To Tax or Not to Tax? The Online Sales Debate

Supporters of the bill say that the legislation would have no effect on federal revenues and would simply allow for the collection of sales taxes. The National Governors Associations (NGA) said that states need the $23 billion in lost revenue and the National Retail Federation says the proposal would simply roll back the unfair advantage online stores have on brick-and-mortar retailers.

“[The Marketplace Fairness Act] rectifies the discrimination against brick-and-mortar retail outlets of all sizes. Internet sellers now receive a subsidy of 8%-10% because they don't collect sales tax on retail sales outside their states, a subsidy that harms other sellers,” said NGA’s Executive Director Dan Crippen. “Yet Internet sellers get the benefits of the world's third-largest consumer base, not to mention state roads for delivery of their products, plus the protection of the state court systems to enforce business contracts.”

Lawmakers from states without a sales tax condemned the measure, saying it would burden retailers that are not currently required to charge sale taxes to customers.
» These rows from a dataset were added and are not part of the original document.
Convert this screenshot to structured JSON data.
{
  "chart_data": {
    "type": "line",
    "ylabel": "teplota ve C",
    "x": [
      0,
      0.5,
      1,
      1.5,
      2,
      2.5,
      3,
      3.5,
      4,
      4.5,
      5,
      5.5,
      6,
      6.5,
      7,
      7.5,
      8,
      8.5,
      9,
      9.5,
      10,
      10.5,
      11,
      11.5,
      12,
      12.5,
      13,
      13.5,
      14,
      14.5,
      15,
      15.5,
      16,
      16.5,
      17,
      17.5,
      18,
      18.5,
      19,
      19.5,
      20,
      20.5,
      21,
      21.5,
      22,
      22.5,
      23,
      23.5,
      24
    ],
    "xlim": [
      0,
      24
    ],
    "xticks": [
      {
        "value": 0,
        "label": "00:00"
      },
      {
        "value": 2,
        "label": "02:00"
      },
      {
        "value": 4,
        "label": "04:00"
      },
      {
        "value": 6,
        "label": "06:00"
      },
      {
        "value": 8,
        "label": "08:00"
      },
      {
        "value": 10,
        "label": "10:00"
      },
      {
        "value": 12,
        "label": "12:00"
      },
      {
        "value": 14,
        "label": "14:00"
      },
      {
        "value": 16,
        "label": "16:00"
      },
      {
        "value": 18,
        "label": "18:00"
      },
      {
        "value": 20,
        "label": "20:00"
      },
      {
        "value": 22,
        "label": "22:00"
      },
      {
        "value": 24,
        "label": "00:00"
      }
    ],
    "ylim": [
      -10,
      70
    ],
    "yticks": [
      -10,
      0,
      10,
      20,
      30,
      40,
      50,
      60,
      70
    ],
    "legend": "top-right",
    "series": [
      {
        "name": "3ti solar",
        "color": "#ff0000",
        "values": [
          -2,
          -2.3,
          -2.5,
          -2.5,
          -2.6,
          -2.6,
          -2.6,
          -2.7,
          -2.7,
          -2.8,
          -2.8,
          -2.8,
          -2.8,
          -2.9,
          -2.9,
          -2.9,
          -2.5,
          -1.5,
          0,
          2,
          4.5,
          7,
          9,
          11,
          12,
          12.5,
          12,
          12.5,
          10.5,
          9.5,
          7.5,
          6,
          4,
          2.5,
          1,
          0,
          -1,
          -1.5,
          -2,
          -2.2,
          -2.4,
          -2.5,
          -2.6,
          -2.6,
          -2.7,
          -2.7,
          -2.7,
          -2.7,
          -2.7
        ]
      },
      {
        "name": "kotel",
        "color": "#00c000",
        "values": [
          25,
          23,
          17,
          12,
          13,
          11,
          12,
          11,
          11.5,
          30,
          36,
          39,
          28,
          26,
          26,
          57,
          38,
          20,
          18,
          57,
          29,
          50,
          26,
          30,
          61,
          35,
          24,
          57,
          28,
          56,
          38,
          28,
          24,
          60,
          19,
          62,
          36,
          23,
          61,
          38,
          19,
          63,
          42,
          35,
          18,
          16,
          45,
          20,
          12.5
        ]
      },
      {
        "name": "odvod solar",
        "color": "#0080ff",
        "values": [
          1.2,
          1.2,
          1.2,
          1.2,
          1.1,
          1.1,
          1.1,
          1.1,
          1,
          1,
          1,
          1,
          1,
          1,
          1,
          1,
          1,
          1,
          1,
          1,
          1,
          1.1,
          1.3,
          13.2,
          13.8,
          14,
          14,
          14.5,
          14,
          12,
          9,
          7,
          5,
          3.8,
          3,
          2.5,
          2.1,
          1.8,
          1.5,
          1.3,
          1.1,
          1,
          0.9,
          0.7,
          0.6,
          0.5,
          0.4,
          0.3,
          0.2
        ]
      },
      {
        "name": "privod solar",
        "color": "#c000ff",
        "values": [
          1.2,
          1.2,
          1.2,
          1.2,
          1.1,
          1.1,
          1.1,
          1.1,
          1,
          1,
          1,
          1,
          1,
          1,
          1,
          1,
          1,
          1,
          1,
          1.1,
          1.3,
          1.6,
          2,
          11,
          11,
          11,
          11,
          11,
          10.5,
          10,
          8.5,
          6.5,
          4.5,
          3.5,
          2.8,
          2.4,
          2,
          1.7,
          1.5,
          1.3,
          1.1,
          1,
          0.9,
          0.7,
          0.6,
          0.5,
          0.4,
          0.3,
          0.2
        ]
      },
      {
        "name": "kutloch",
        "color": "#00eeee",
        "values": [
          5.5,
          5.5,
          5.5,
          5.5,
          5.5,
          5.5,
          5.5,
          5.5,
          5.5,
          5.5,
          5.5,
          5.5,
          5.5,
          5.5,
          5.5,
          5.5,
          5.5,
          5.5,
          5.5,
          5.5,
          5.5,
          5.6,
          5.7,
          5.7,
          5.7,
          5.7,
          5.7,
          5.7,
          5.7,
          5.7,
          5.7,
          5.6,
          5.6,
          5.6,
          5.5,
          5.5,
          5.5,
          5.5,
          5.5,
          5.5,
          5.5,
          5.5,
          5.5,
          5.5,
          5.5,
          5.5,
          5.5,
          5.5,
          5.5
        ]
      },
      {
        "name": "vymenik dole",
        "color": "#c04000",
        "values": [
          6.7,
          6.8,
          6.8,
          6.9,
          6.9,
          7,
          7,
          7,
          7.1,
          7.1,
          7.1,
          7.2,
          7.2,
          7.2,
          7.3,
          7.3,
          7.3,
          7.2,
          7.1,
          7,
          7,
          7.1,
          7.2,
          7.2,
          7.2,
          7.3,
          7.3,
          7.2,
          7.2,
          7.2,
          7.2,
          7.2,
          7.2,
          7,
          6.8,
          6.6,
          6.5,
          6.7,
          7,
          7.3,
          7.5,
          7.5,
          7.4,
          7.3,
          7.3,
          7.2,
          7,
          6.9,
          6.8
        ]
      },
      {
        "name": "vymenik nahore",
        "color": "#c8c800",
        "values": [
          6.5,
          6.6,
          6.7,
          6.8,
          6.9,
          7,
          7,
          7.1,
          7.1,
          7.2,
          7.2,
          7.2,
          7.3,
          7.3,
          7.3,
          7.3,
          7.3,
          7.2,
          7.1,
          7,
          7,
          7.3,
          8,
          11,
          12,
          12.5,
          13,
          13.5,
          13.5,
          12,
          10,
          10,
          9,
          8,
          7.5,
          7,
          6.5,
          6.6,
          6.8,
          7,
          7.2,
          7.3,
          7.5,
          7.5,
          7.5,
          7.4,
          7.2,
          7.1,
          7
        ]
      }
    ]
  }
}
Sen. Max Baucus (D-Mont), whose state does not collect sales taxes, said the bill would hurt businesses in Montana and other small businesses in America because it forces small businesses “to play tax collector for other states.”

The anti-tax-hike group Americans for Tax Reform (ATR) echoed the senator’s remarks, saying the bill would force businesses to collect taxes for all states.

“The legislation hands a small cartel of state tax administrators the ability to reach across state borders and export the burden of tax collection onto out-of-state businesses,” said ATR’s president Grover Norquist.

ATR maintains an anti-tax pledge that nearly every Republican in Washington has signed and suggested that the legislation can only be viewed as tax increase because “it grants states new tax collection authority without removing equivalent taxing authority elsewhere.” The group has yet to explicitly say that lawmakers would violate the pledge by voting for the bill.

The NGA fired back at ATR’s remarks about the bill, accusing the organization of trying to undermine legislation that “levels the playing field between Main Street and e-street.”

“The Marketplace Fairness Act is common-sense legislation that is simply about the collection of sales and use taxes already owed. The Americans for Tax Reform may not like this legislation, but they are not entitled to their own facts,” said the NGA in a statement.

The group also argues that the online sales tax bill does not violate the tax pledge because candidates for Senate office pledge to “one, oppose any and all efforts to increase the marginal income tax...and two, oppose any net reduction or elimination of deductions or credits.”

“Marketplace Fairness does neither. It is not a new tax or a tax increase. It clearly does not violate the pledge. In fact, the Americans for Tax Reform themselves admitted to leadership of the [NGA] that this was not a violation. To say anything else is disingenuous,” said the group in a statement.

House Republicans are by no means united in opposition to the bill. The House version of the bill already has roughly two dozen GOP sponsors.

“I’m a co-signer of the [Norquist] pledge. I’m a co-signer of the legislation. We have to collect the taxes that are due,” said Rep. Austin Scott (R-Ga.).